Tradition

There is a line that runs from the ancient belief in the ancient worship of the creator God to the awe that Einstein expressed -- that the laws of the Universe is so wonderfully ordered and that laws that describe that order are somehow (dimly) comprehensible to the mind of man.

The human mind is not capable of grasping the Universe. We are like a little child entering a huge library. The walls are covered to the ceilings with books in many different tongues. The child knows that someone must have written these books. It does not know who or how. It does not understand the languages in which they are written. But the child notes a definite plan in the arrangement of the books—-a mysterious order which it does not comprehend, but only dimly suspects.

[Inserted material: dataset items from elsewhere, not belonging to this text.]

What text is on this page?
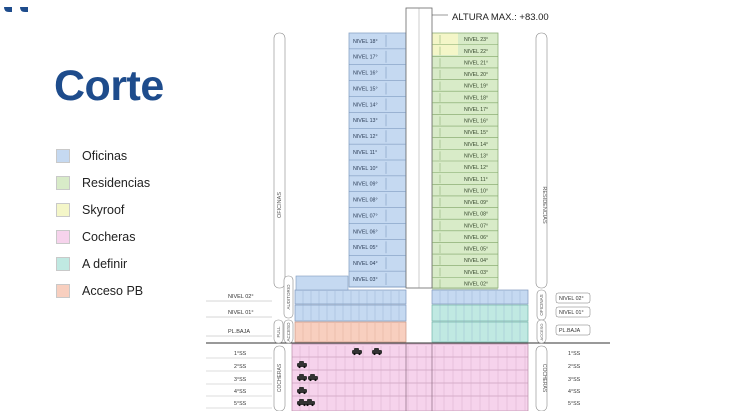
Corte
Oficinas
Residencias
Skyroof
Cocheras
A definir
Acceso PB
NIVEL 18°
NIVEL 17°
NIVEL 16°
NIVEL 15°
NIVEL 14°
NIVEL 13°
NIVEL 12°
NIVEL 11°
NIVEL 10°
NIVEL 09°
NIVEL 08°
NIVEL 07°
NIVEL 06°
NIVEL 05°
NIVEL 04°
NIVEL 03°
NIVEL 23°
NIVEL 22°
NIVEL 21°
NIVEL 20°
NIVEL 19°
NIVEL 18°
NIVEL 17°
NIVEL 16°
NIVEL 15°
NIVEL 14°
NIVEL 13°
NIVEL 12°
NIVEL 11°
NIVEL 10°
NIVEL 09°
NIVEL 08°
NIVEL 07°
NIVEL 06°
NIVEL 05°
NIVEL 04°
NIVEL 03°
NIVEL 02°
OFICINAS	RESIDENCIAS
AUDITORIO
FULL ACCESO
COCHERAS
OFICINAS
ACCESO
COCHERAS
NIVEL 02°
NIVEL 01°
PL.BAJA
NIVEL 02°
NIVEL 01°
PL.BAJA
1°SS
2°SS
3°SS
4°SS
5°SS
1°SS
2°SS
3°SS
4°SS
5°SS
ALTURA MAX.: +83.00
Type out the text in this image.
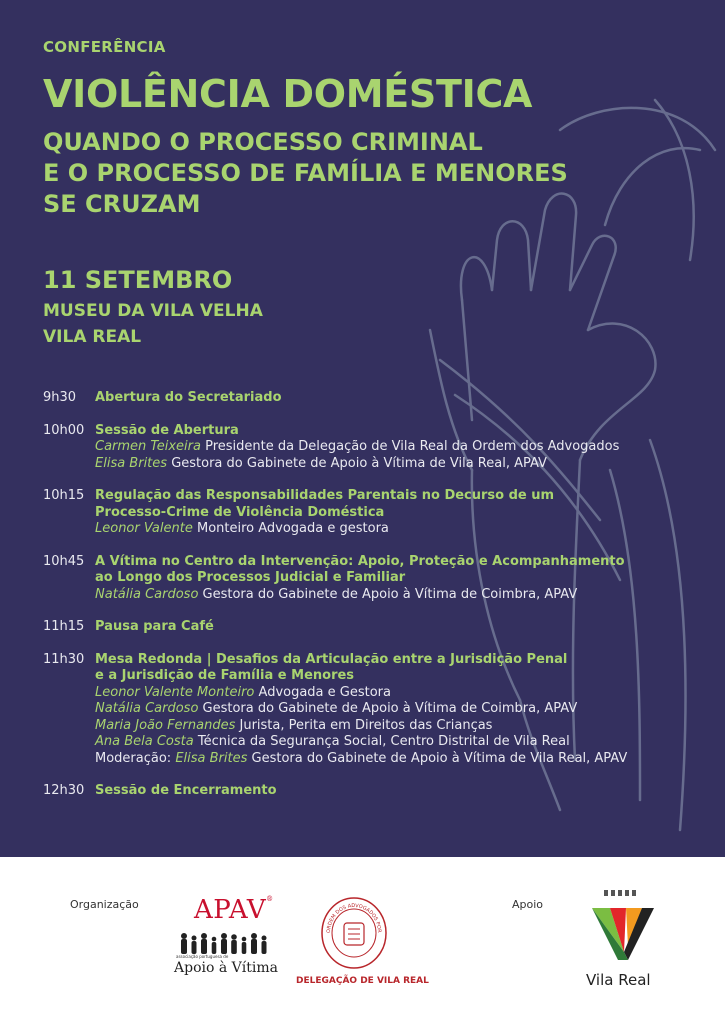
CONFERÊNCIA
VIOLÊNCIA DOMÉSTICA
QUANDO O PROCESSO CRIMINAL
E O PROCESSO DE FAMÍLIA E MENORES
SE CRUZAM
11 SETEMBRO
MUSEU DA VILA VELHA
VILA REAL
9h30	Abertura do Secretariado
10h00 Sessão de Abertura
Carmen Teixeira Presidente da Delegação de Vila Real da Ordem dos Advogados
Elisa Brites Gestora do Gabinete de Apoio à Vítima de Vila Real, APAV
10h15 Regulação das Responsabilidades Parentais no Decurso de um
Processo-Crime de Violência Doméstica
Leonor Valente Monteiro Advogada e gestora
10h45 A Vítima no Centro da Intervenção: Apoio, Proteção e Acompanhamento
ao Longo dos Processos Judicial e Familiar
Natália Cardoso Gestora do Gabinete de Apoio à Vítima de Coimbra, APAV
11h15 Pausa para Café
11h30 Mesa Redonda | Desafios da Articulação entre a Jurisdição Penal
e a Jurisdição de Família e Menores
Leonor Valente Monteiro Advogada e Gestora
Natália Cardoso Gestora do Gabinete de Apoio à Vítima de Coimbra, APAV
Maria João Fernandes Jurista, Perita em Direitos das Crianças
Ana Bela Costa Técnica da Segurança Social, Centro Distrital de Vila Real
Moderação: Elisa Brites Gestora do Gabinete de Apoio à Vítima de Vila Real, APAV
12h30 Sessão de Encerramento
Organização	Apoio
APAV®
associação portuguesa de
Apoio à Vítima
ORDEM DOS ADVOGADOS POR
DELEGAÇÃO DE VILA REAL	Vila Real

Another thread weaves through the centuries from the words of the Prophet Amos, who denounced the rich for (literally) trampling the rights of the poor to the modern Universal Declaration of Human Rights.

A third strand binds the other two -- the demand to trust our senses over the claims of authority and tradition. We see it running through the words of Isaiah, who mocked the lifeless idols of his time, through the ages to Galileo, Copernicus and Darwin.

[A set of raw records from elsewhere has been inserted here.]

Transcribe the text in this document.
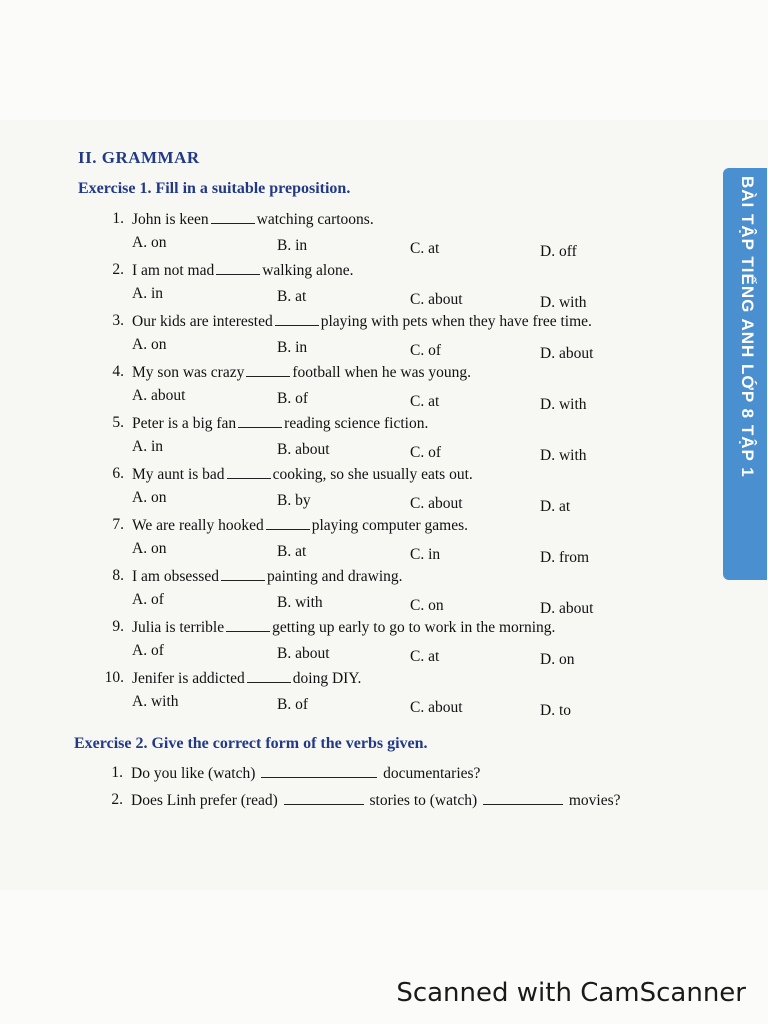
II. GRAMMAR
Exercise 1. Fill in a suitable preposition.
1. John is keen	watching cartoons.
A. on	B. in	C. at	D. off
2. I am not mad	walking alone.
A. in	B. at	C. about	D. with
3. Our kids are interested	playing with pets when they have free time.
A. on	B. in	C. of	D. about
4. My son was crazy	football when he was young.
A. about	B. of	C. at	D. with
5. Peter is a big fan	reading science fiction.
A. in	B. about	C. of	D. with
6. My aunt is bad	cooking, so she usually eats out.
A. on	B. by	C. about	D. at
7. We are really hooked	playing computer games.
A. on	B. at	C. in	D. from
8. I am obsessed	painting and drawing.
A. of	B. with	C. on	D. about
9. Julia is terrible	getting up early to go to work in the morning.
A. of	B. about	C. at	D. on
10. Jenifer is addicted	doing DIY.
A. with	B. of	C. about	D. to
Exercise 2. Give the correct form of the verbs given.
1. Do you like (watch)	documentaries?
2. Does Linh prefer (read)	stories to (watch)	movies?
BÀI TẬP TIẾNG ANH LỚP 8 TẬP 1
Scanned with CamScanner
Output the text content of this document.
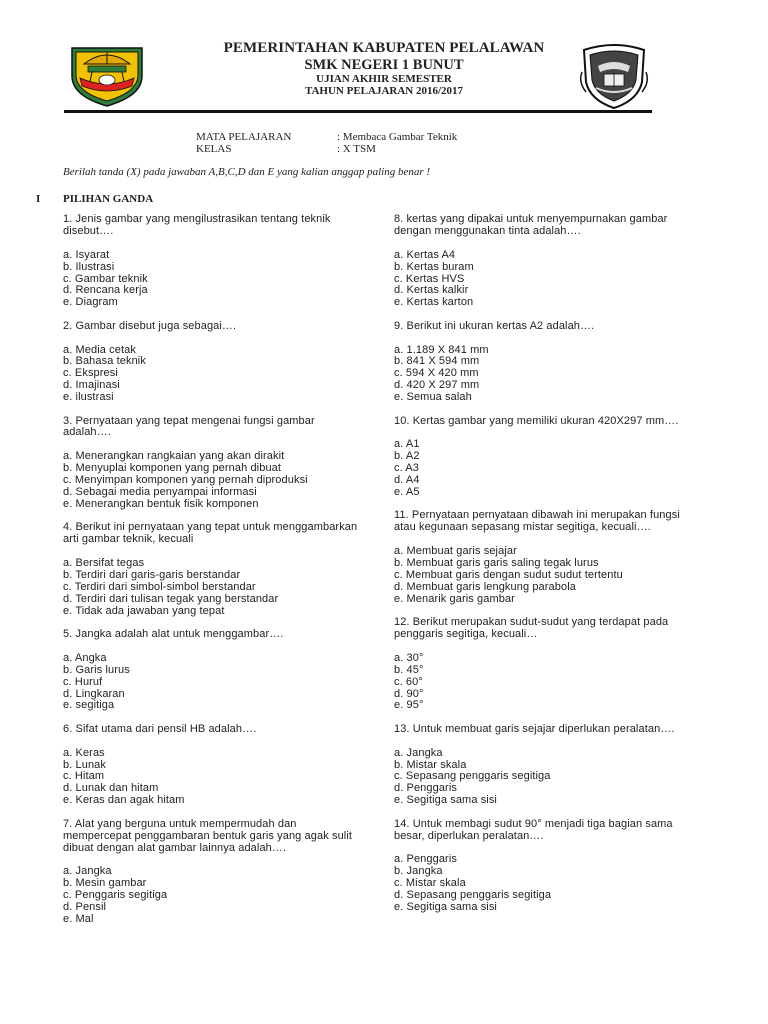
PEMERINTAHAN KABUPATEN PELALAWAN
SMK NEGERI 1 BUNUT
UJIAN AKHIR SEMESTER
TAHUN PELAJARAN 2016/2017
MATA PELAJARAN	: Membaca Gambar Teknik
KELAS	: X TSM
Berilah tanda (X) pada jawaban A,B,C,D dan E yang kalian anggap paling benar !
I PILIHAN GANDA

1. Jenis gambar yang mengilustrasikan tentang teknik disebut….

a. Isyarat
b. Ilustrasi
c. Gambar teknik
d. Rencana kerja
e. Diagram

2. Gambar disebut juga sebagai….

a. Media cetak
b. Bahasa teknik
c. Ekspresi
d. Imajinasi
e. ilustrasi

3. Pernyataan yang tepat mengenai fungsi gambar adalah….

a. Menerangkan rangkaian yang akan dirakit
b. Menyuplai komponen yang pernah dibuat
c. Menyimpan komponen yang pernah diproduksi
d. Sebagai media penyampai informasi
e. Menerangkan bentuk fisik komponen

4. Berikut ini pernyataan yang tepat untuk menggambarkan arti gambar teknik, kecuali

a. Bersifat tegas
b. Terdiri dari garis-garis berstandar
c. Terdiri dari simbol-simbol berstandar
d. Terdiri dari tulisan tegak yang berstandar
e. Tidak ada jawaban yang tepat

5. Jangka adalah alat untuk menggambar….

a. Angka
b. Garis lurus
c. Huruf
d. Lingkaran
e. segitiga

6. Sifat utama dari pensil HB adalah….

a. Keras
b. Lunak
c. Hitam
d. Lunak dan hitam
e. Keras dan agak hitam

7. Alat yang berguna untuk mempermudah dan mempercepat penggambaran bentuk garis yang agak sulit dibuat dengan alat gambar lainnya adalah….

a. Jangka
b. Mesin gambar
c. Penggaris segitiga
d. Pensil
e. Mal

8. kertas yang dipakai untuk menyempurnakan gambar dengan menggunakan tinta adalah….

a. Kertas A4
b. Kertas buram
c. Kertas HVS
d. Kertas kalkir
e. Kertas karton

9. Berikut ini ukuran kertas A2 adalah….

a. 1.189 X 841 mm
b. 841 X 594 mm
c. 594 X 420 mm
d. 420 X 297 mm
e. Semua salah

10. Kertas gambar yang memiliki ukuran 420X297 mm….

a. A1
b. A2
c. A3
d. A4
e. A5

11. Pernyataan pernyataan dibawah ini merupakan fungsi atau kegunaan sepasang mistar segitiga, kecuali….

a. Membuat garis sejajar
b. Membuat garis garis saling tegak lurus
c. Membuat garis dengan sudut sudut tertentu
d. Membuat garis lengkung parabola
e. Menarik garis gambar

12. Berikut merupakan sudut-sudut yang terdapat pada penggaris segitiga, kecuali…

a. 30°
b. 45°
c. 60°
d. 90°
e. 95°

13. Untuk membuat garis sejajar diperlukan peralatan….

a. Jangka
b. Mistar skala
c. Sepasang penggaris segitiga
d. Penggaris
e. Segitiga sama sisi

14. Untuk membagi sudut 90° menjadi tiga bagian sama besar, diperlukan peralatan….

a. Penggaris
b. Jangka
c. Mistar skala
d. Sepasang penggaris segitiga
e. Segitiga sama sisi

For me, there is no conflict between "religion" and "science". I have been lucky enough to be born into a culture that marries the best of both into a common vision of justice and common sense, along with the optimistic belief that the workings of the world are accessible to the mind of man.

To be sure, this tradition also carries along a burden of obsolete language and the scars of battles long lost but not forgotten. We still speak of our rights as "God given" as if they are in anyone's hands but our own. The origin of the Universe is still a mystery to us, just as it was 3,000 years ago. Just as we did 3,000 years ago, we speak with confidence that hides our ignorance. Then, we spoke of God. Now we speak of the Big Bang.

Through the ages, this magic chord transforms itself in surprising ways, and seems to be lost sometimes, only to re-appear in wonderfully different ways. At one time, Justice demands that we free the slaves, at others, that we consider the rights of whales. In one age, the Unity of the Universe is ascribed to the will of God. In another, it is cast as Scientific Law. And in every age, we burn the prophets who enrage us by pointing our self-serving arrogance.

But what binds us together is not the words we use or the fog of myth that surrounds us. It is the story of our shared experience and the hard-won lessons we've learned along the way. It is life itself and the way we live it, or the way we should live it.

This blog is about my little corner of what we sometimes call "Judeo-Christian Civilization.